The marketers who use third-generation marketing automation are those who are ready to accept the challenges of the mobile era and transform them into a strength. Their strategies should include:
Capturing every marketing touchpoint: This means businesses knowing when prospects visited their website, seen them at a trade show, clicked on a display ad, etc. Achieving such compete tracking requires a marketing automation tool that can track activities such as email blasts, content downloads, demo requests and website visits. Advanced automation can also capture details on how visitors got to the site (i.e. paid search, organic, direct, etc.). Marketing automation is excellent for capturing online conversions, but for complete tracking businesses will also need call tracking software that enables the tracking of offline conversions from both online and offline marketing campaigns.

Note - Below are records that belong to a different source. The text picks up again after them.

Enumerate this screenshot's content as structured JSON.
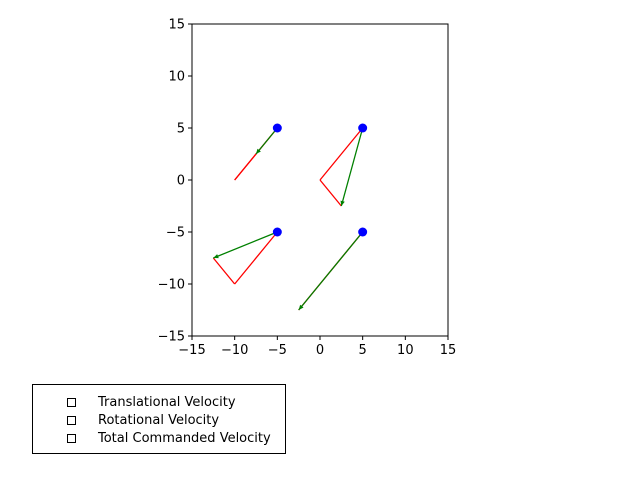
{
  "chart_data": {
    "type": "quiver",
    "xlim": [
      -15,
      15
    ],
    "ylim": [
      -15,
      15
    ],
    "xticks": [
      "−15",
      "−10",
      "−5",
      "0",
      "5",
      "10",
      "15"
    ],
    "yticks": [
      "−15",
      "−10",
      "−5",
      "0",
      "5",
      "10",
      "15"
    ],
    "grid": false,
    "legend_position": "below-left",
    "points": [
      {
        "x": -5,
        "y": 5
      },
      {
        "x": 5,
        "y": 5
      },
      {
        "x": -5,
        "y": -5
      },
      {
        "x": 5,
        "y": -5
      }
    ],
    "point_color": "#0000ff",
    "series": [
      {
        "name": "Translational Velocity",
        "color": "#ff0000",
        "segments": [
          {
            "from": [
              -5,
              5
            ],
            "to": [
              -10,
              0
            ]
          },
          {
            "from": [
              5,
              5
            ],
            "to": [
              0,
              0
            ]
          },
          {
            "from": [
              -5,
              -5
            ],
            "to": [
              -10,
              -10
            ]
          },
          {
            "from": [
              5,
              -5
            ],
            "to": [
              0,
              -10
            ]
          }
        ]
      },
      {
        "name": "Rotational Velocity",
        "color": "#ff0000",
        "segments": [
          {
            "from": [
              -10,
              0
            ],
            "to": [
              -7.5,
              2.5
            ]
          },
          {
            "from": [
              0,
              0
            ],
            "to": [
              2.5,
              -2.5
            ]
          },
          {
            "from": [
              -10,
              -10
            ],
            "to": [
              -12.5,
              -7.5
            ]
          },
          {
            "from": [
              0,
              -10
            ],
            "to": [
              -2.5,
              -12.5
            ]
          }
        ]
      },
      {
        "name": "Total Commanded Velocity",
        "color": "#008000",
        "segments": [
          {
            "from": [
              -5,
              5
            ],
            "to": [
              -7.5,
              2.5
            ]
          },
          {
            "from": [
              5,
              5
            ],
            "to": [
              2.5,
              -2.5
            ]
          },
          {
            "from": [
              -5,
              -5
            ],
            "to": [
              -12.5,
              -7.5
            ]
          },
          {
            "from": [
              5,
              -5
            ],
            "to": [
              -2.5,
              -12.5
            ]
          }
        ]
      }
    ]
  }
}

Enroll prospects in Salesforce campaigns: After gaining the ability to track every marketing touch, businesses then must make sure to record each touch in a common location. The overwhelmingly popular way to do this is with Salesforce campaigns.
Turn all of this data into quantified results: Once they’re tracking all marketing touchpoints, businesses need to turn all of this hard data into digestible numbers. It’s important to gain insights into which campaigns are truly pushing deals past the goal line.
From the first days of email marketing to the new mobile era, companies’ ability to measure, manage and automate their marketing efforts has always been critical to success. But the playing field and the technologies keep changing, right under marketers’ noses. It’s vital to understand the new challenges and waste no time in tackling them.
Irv Shapiro is the CEO at DialogTech.